Minister Dery Seeks to Repeal Anachronistic Israeli Press Restrictions

A 1933 law passed during British Mandatory rule requires a government license for any newspaper, and has been used to bar 62 from being published in the last decade.

Dreamstime

Interior Minister Arye Dery said Thursday he would seek to repeal an anachronistic 1933 statute that enables the government to prevent a newspaper from being published. 

The decision, which still requires parliamentary approval, would cancel the need to obtain a license in order to print or distribute a newspaper.

The so-called press edict had been passed during the British Mandatory era as a tool to impose strict political censorship. Dery said that once the law has been rescinded he would bring to the attention of the attorney general extreme cases of newspapers suspected of damaging state security interests or the public welfare.
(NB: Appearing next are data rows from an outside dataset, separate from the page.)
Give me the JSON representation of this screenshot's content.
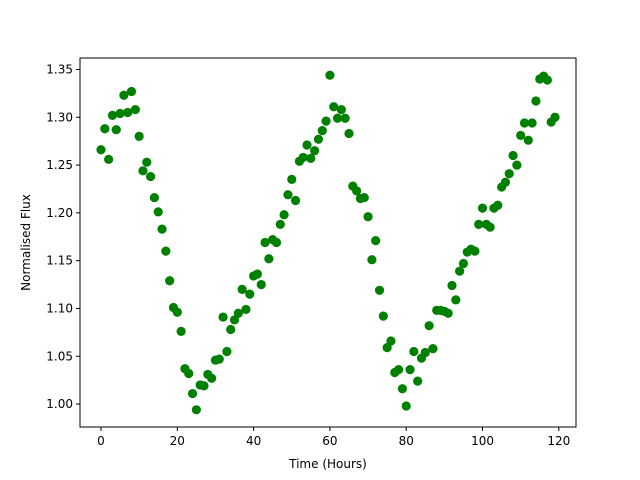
{
  "chart_data": {
    "type": "scatter",
    "xlabel": "Time (Hours)",
    "ylabel": "Normalised Flux",
    "xlim": [
      -5.5,
      124.5
    ],
    "ylim": [
      0.976,
      1.362
    ],
    "x_ticks": [
      0,
      20,
      40,
      60,
      80,
      100,
      120
    ],
    "y_ticks": [
      1.0,
      1.05,
      1.1,
      1.15,
      1.2,
      1.25,
      1.3,
      1.35
    ],
    "x_tick_labels": [
      "0",
      "20",
      "40",
      "60",
      "80",
      "100",
      "120"
    ],
    "y_tick_labels": [
      "1.00",
      "1.05",
      "1.10",
      "1.15",
      "1.20",
      "1.25",
      "1.30",
      "1.35"
    ],
    "grid": false,
    "marker_color": "#008000",
    "series": [
      {
        "x": [
          0,
          1,
          2,
          3,
          4,
          5,
          6,
          7,
          8,
          9,
          10,
          11,
          12,
          13,
          14,
          15,
          16,
          17,
          18,
          19,
          20,
          21,
          22,
          23,
          24,
          25,
          26,
          27,
          28,
          29,
          30,
          31,
          32,
          33,
          34,
          35,
          36,
          37,
          38,
          39,
          40,
          41,
          42,
          43,
          44,
          45,
          46,
          47,
          48,
          49,
          50,
          51,
          52,
          53,
          54,
          55,
          56,
          57,
          58,
          59,
          60,
          61,
          62,
          63,
          64,
          65,
          66,
          67,
          68,
          69,
          70,
          71,
          72,
          73,
          74,
          75,
          76,
          77,
          78,
          79,
          80,
          81,
          82,
          83,
          84,
          85,
          86,
          87,
          88,
          89,
          90,
          91,
          92,
          93,
          94,
          95,
          96,
          97,
          98,
          99,
          100,
          101,
          102,
          103,
          104,
          105,
          106,
          107,
          108,
          109,
          110,
          111,
          112,
          113,
          114,
          115,
          116,
          117,
          118,
          119
        ],
        "y": [
          1.266,
          1.288,
          1.256,
          1.302,
          1.287,
          1.304,
          1.323,
          1.305,
          1.327,
          1.308,
          1.28,
          1.244,
          1.253,
          1.238,
          1.216,
          1.201,
          1.183,
          1.16,
          1.129,
          1.101,
          1.096,
          1.076,
          1.037,
          1.032,
          1.011,
          0.994,
          1.02,
          1.019,
          1.031,
          1.027,
          1.046,
          1.047,
          1.091,
          1.055,
          1.078,
          1.088,
          1.095,
          1.12,
          1.099,
          1.115,
          1.134,
          1.136,
          1.125,
          1.169,
          1.152,
          1.172,
          1.169,
          1.188,
          1.198,
          1.219,
          1.235,
          1.213,
          1.254,
          1.258,
          1.271,
          1.257,
          1.265,
          1.277,
          1.286,
          1.296,
          1.344,
          1.311,
          1.299,
          1.308,
          1.299,
          1.283,
          1.228,
          1.223,
          1.215,
          1.216,
          1.196,
          1.151,
          1.171,
          1.119,
          1.092,
          1.059,
          1.066,
          1.033,
          1.036,
          1.016,
          0.998,
          1.036,
          1.055,
          1.024,
          1.048,
          1.054,
          1.082,
          1.058,
          1.098,
          1.098,
          1.097,
          1.095,
          1.124,
          1.109,
          1.139,
          1.147,
          1.159,
          1.162,
          1.16,
          1.188,
          1.205,
          1.188,
          1.185,
          1.205,
          1.208,
          1.227,
          1.232,
          1.241,
          1.26,
          1.25,
          1.281,
          1.294,
          1.276,
          1.294,
          1.317,
          1.34,
          1.343,
          1.339,
          1.295,
          1.3
        ]
      }
    ]
  }
}
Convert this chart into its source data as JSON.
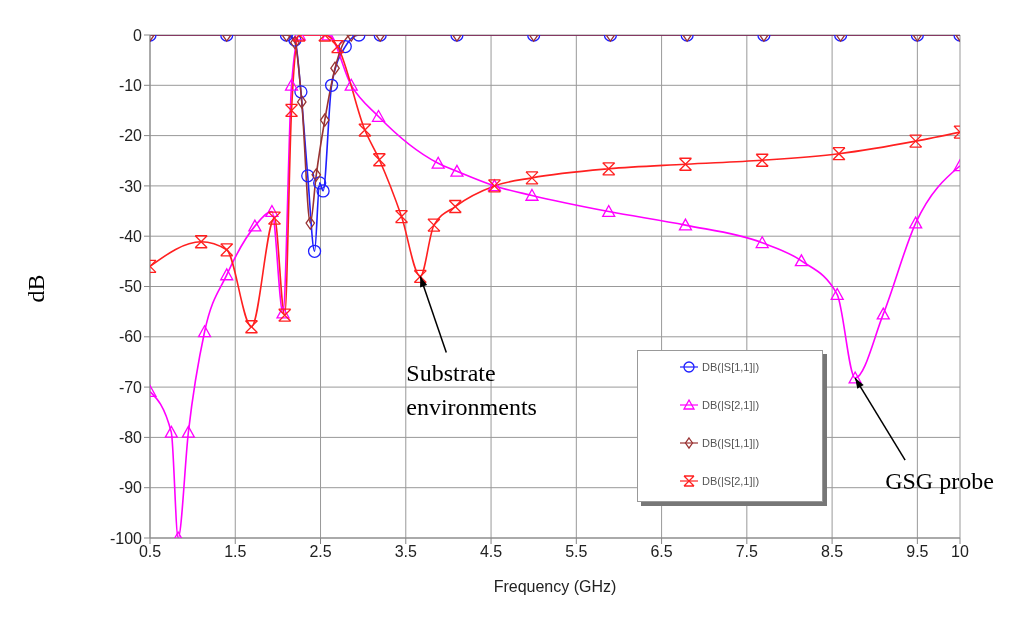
{
  "chart_data": {
    "type": "line",
    "xlabel": "Frequency (GHz)",
    "ylabel": "dB",
    "xlim": [
      0.5,
      10
    ],
    "xticks": [
      0.5,
      1.5,
      2.5,
      3.5,
      4.5,
      5.5,
      6.5,
      7.5,
      8.5,
      9.5,
      10
    ],
    "ylim": [
      -100,
      0
    ],
    "yticks": [
      -100,
      -90,
      -80,
      -70,
      -60,
      -50,
      -40,
      -30,
      -20,
      -10,
      0
    ],
    "grid": true,
    "legend": "bottom right",
    "line_style": "solid",
    "series": [
      {
        "name": "DB(|S[1,1]|)",
        "color": "#1f1fff",
        "marker": "circle",
        "x": [
          0.5,
          1.4,
          2.1,
          2.2,
          2.27,
          2.35,
          2.43,
          2.49,
          2.53,
          2.63,
          2.79,
          2.95,
          3.2,
          4.1,
          5.0,
          5.9,
          6.8,
          7.7,
          8.6,
          9.5,
          10
        ],
        "values": [
          0,
          0,
          0,
          -1,
          -11.3,
          -28,
          -43,
          -29.4,
          -31,
          -10,
          -2.3,
          0,
          0,
          0,
          0,
          0,
          0,
          0,
          0,
          0,
          0
        ]
      },
      {
        "name": "DB(|S[2,1]|)",
        "color": "#ff00ff",
        "marker": "triangle",
        "x": [
          0.5,
          0.75,
          0.83,
          0.95,
          1.14,
          1.4,
          1.73,
          1.93,
          2.06,
          2.16,
          2.25,
          2.59,
          2.86,
          3.18,
          3.88,
          4.1,
          4.54,
          4.98,
          5.88,
          6.78,
          7.68,
          8.14,
          8.56,
          8.77,
          9.1,
          9.48,
          10
        ],
        "values": [
          -70.9,
          -79,
          -100,
          -79,
          -59,
          -47.7,
          -38,
          -35.1,
          -55.3,
          -10,
          0,
          0,
          -10,
          -16.2,
          -25.5,
          -27.1,
          -30,
          -31.9,
          -35.1,
          -37.8,
          -41.3,
          -44.9,
          -51.6,
          -68.2,
          -55.5,
          -37.4,
          -26
        ]
      },
      {
        "name": "DB(|S[1,1]|)",
        "color": "#993333",
        "marker": "diamond",
        "x": [
          0.5,
          1.4,
          2.1,
          2.2,
          2.28,
          2.38,
          2.45,
          2.55,
          2.67,
          2.86,
          3.2,
          4.1,
          5.0,
          5.9,
          6.8,
          7.7,
          8.6,
          9.5,
          10
        ],
        "values": [
          0,
          0,
          0,
          -1.5,
          -13.3,
          -37.4,
          -27.8,
          -16.9,
          -6.6,
          0,
          0,
          0,
          0,
          0,
          0,
          0,
          0,
          0,
          0
        ]
      },
      {
        "name": "DB(|S[2,1]|)",
        "color": "#ff2020",
        "marker": "cross",
        "x": [
          0.5,
          1.1,
          1.4,
          1.69,
          1.96,
          2.08,
          2.16,
          2.25,
          2.55,
          2.7,
          3.02,
          3.19,
          3.45,
          3.67,
          3.83,
          4.08,
          4.54,
          4.98,
          5.88,
          6.78,
          7.68,
          8.58,
          9.48,
          10
        ],
        "values": [
          -46,
          -41.1,
          -42.7,
          -58,
          -36.4,
          -55.7,
          -15,
          0,
          0,
          -2.3,
          -18.9,
          -24.8,
          -36.1,
          -48,
          -37.8,
          -34.1,
          -30,
          -28.4,
          -26.6,
          -25.7,
          -24.9,
          -23.6,
          -21.1,
          -19.3
        ]
      }
    ],
    "annotations": [
      {
        "text": "Substrate environments",
        "x": 3.67,
        "y": -48
      },
      {
        "text": "GSG probe",
        "x": 8.77,
        "y": -68.2
      }
    ]
  }
}
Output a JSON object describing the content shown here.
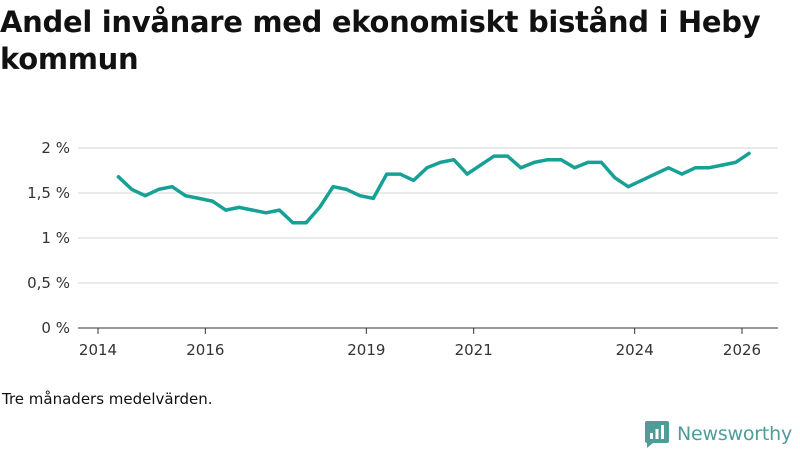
{
  "chart_data": {
    "type": "line",
    "title": "Andel invånare med ekonomiskt bistånd i Heby kommun",
    "xlabel": "",
    "ylabel": "",
    "xlim": [
      2013.9,
      2026.7
    ],
    "ylim": [
      0,
      2
    ],
    "yticks": [
      {
        "value": 0,
        "label": "0 %"
      },
      {
        "value": 0.5,
        "label": "0,5 %"
      },
      {
        "value": 1,
        "label": "1 %"
      },
      {
        "value": 1.5,
        "label": "1,5 %"
      },
      {
        "value": 2,
        "label": "2 %"
      }
    ],
    "xticks": [
      {
        "value": 2014,
        "label": "2014"
      },
      {
        "value": 2016,
        "label": "2016"
      },
      {
        "value": 2019,
        "label": "2019"
      },
      {
        "value": 2021,
        "label": "2021"
      },
      {
        "value": 2024,
        "label": "2024"
      },
      {
        "value": 2026,
        "label": "2026"
      }
    ],
    "series": [
      {
        "name": "Andel invånare med ekonomiskt bistånd",
        "color": "#17a096",
        "x": [
          2014.38,
          2014.63,
          2014.88,
          2015.13,
          2015.38,
          2015.63,
          2015.88,
          2016.13,
          2016.38,
          2016.63,
          2016.88,
          2017.13,
          2017.38,
          2017.63,
          2017.88,
          2018.13,
          2018.38,
          2018.63,
          2018.88,
          2019.13,
          2019.38,
          2019.63,
          2019.88,
          2020.13,
          2020.38,
          2020.63,
          2020.88,
          2021.13,
          2021.38,
          2021.63,
          2021.88,
          2022.13,
          2022.38,
          2022.63,
          2022.88,
          2023.13,
          2023.38,
          2023.63,
          2023.88,
          2024.13,
          2024.38,
          2024.63,
          2024.88,
          2025.13,
          2025.38,
          2025.63,
          2025.88,
          2026.13
        ],
        "y": [
          1.68,
          1.54,
          1.47,
          1.54,
          1.57,
          1.47,
          1.44,
          1.41,
          1.31,
          1.34,
          1.31,
          1.28,
          1.31,
          1.17,
          1.17,
          1.34,
          1.57,
          1.54,
          1.47,
          1.44,
          1.71,
          1.71,
          1.64,
          1.78,
          1.84,
          1.87,
          1.71,
          1.81,
          1.91,
          1.91,
          1.78,
          1.84,
          1.87,
          1.87,
          1.78,
          1.84,
          1.84,
          1.67,
          1.57,
          1.64,
          1.71,
          1.78,
          1.71,
          1.78,
          1.78,
          1.81,
          1.84,
          1.94
        ]
      }
    ]
  },
  "footer": {
    "note": "Tre månaders medelvärden.",
    "brand": "Newsworthy",
    "brand_color": "#4f9c98"
  }
}
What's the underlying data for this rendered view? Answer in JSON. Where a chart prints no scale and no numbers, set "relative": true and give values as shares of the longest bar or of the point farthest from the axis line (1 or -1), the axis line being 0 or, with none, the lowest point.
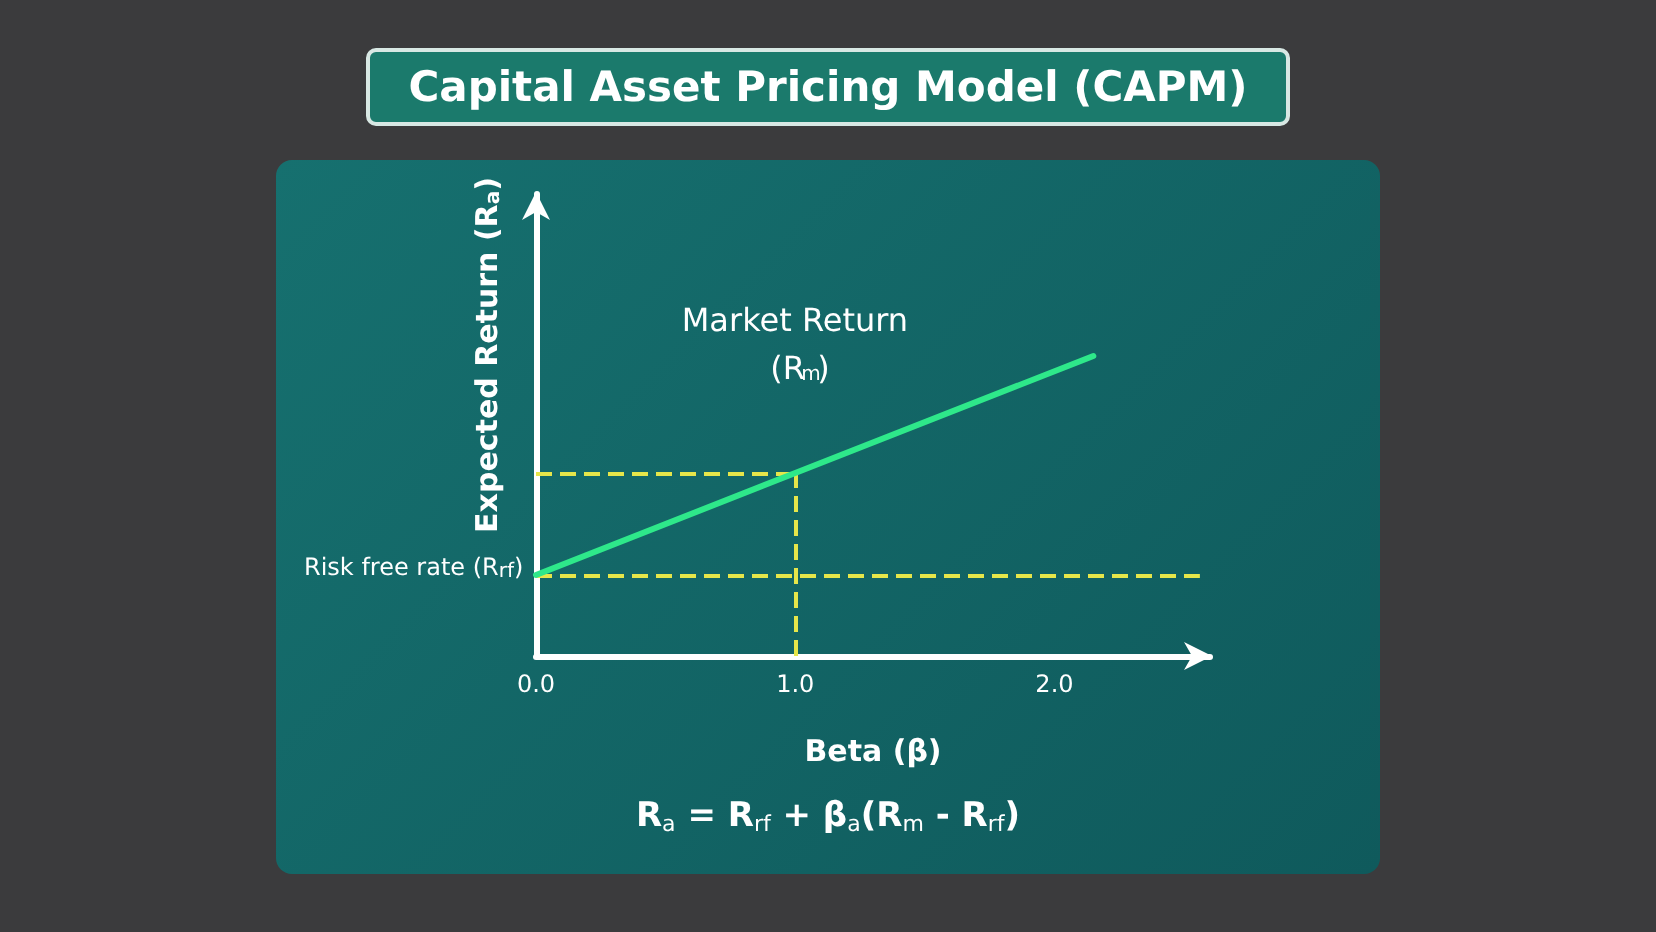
{
  "chart_data": {
    "type": "line",
    "title": "Capital Asset Pricing Model (CAPM)",
    "xlabel": "Beta (β)",
    "ylabel": "Expected Return (R$_{a}$)",
    "x": [
      0,
      1,
      2.15
    ],
    "series": [
      {
        "color": "#2ee88a",
        "values": [
          0.27,
          0.61,
          1
        ]
      }
    ],
    "relative": true,
    "xlim": [
      0,
      2.6
    ],
    "xticks": [
      {
        "value": 0,
        "label": "0.0"
      },
      {
        "value": 1,
        "label": "1.0"
      },
      {
        "value": 2,
        "label": "2.0"
      }
    ],
    "ref_lines": [
      {
        "axis": "y",
        "value": 0.27,
        "label": "Risk free rate (R$_{rf}$)",
        "color": "#e6e64a",
        "line_style": "dashed"
      },
      {
        "axis": "y",
        "value": 0.61,
        "label": null,
        "color": "#e6e64a",
        "line_style": "dashed"
      },
      {
        "axis": "x",
        "value": 1,
        "label": null,
        "color": "#e6e64a",
        "line_style": "dashed"
      }
    ],
    "annotations": [
      "Market Return (R$_{m}$)",
      "R$_{a}$ = R$_{rf}$ + β$_{a}$(R$_{m}$ - R$_{rf}$)"
    ],
    "marker": "none",
    "line_style": "solid"
  }
}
Dery's decision follows an appeal by the Association for Civil Rights in Israel  to the High Court demanding that the law be rescinded. The group has sought for two decades to get the measure outlawed. 

ACRI welcomed Dery's decision though pointed out that it was issued just ahead of his deadline to respond to the group's appeal.

"The press law is a remnant of British Mandate rule, and we as a democratic country that cherishes freedom of expression should cancel it, the sooner the better," Dery said.

"The government should not be involved in distributing licenses to newspapers."

Data uncovered recently by Haaretz found that on the basis of this edict, the Interior Ministry has prevented publication of at least 62 newspapers in the last decade, or more than 10 percent of applications for publication.

In 1953, the interior minister at the time tried to shut two newspapers, Kol Ha'am and Al Ittihad, on the basis of the prestate edict, over editorials they published that were strongly critical of the government. But the High Court effectively overruled the minister by granting editors' appeals of that decision.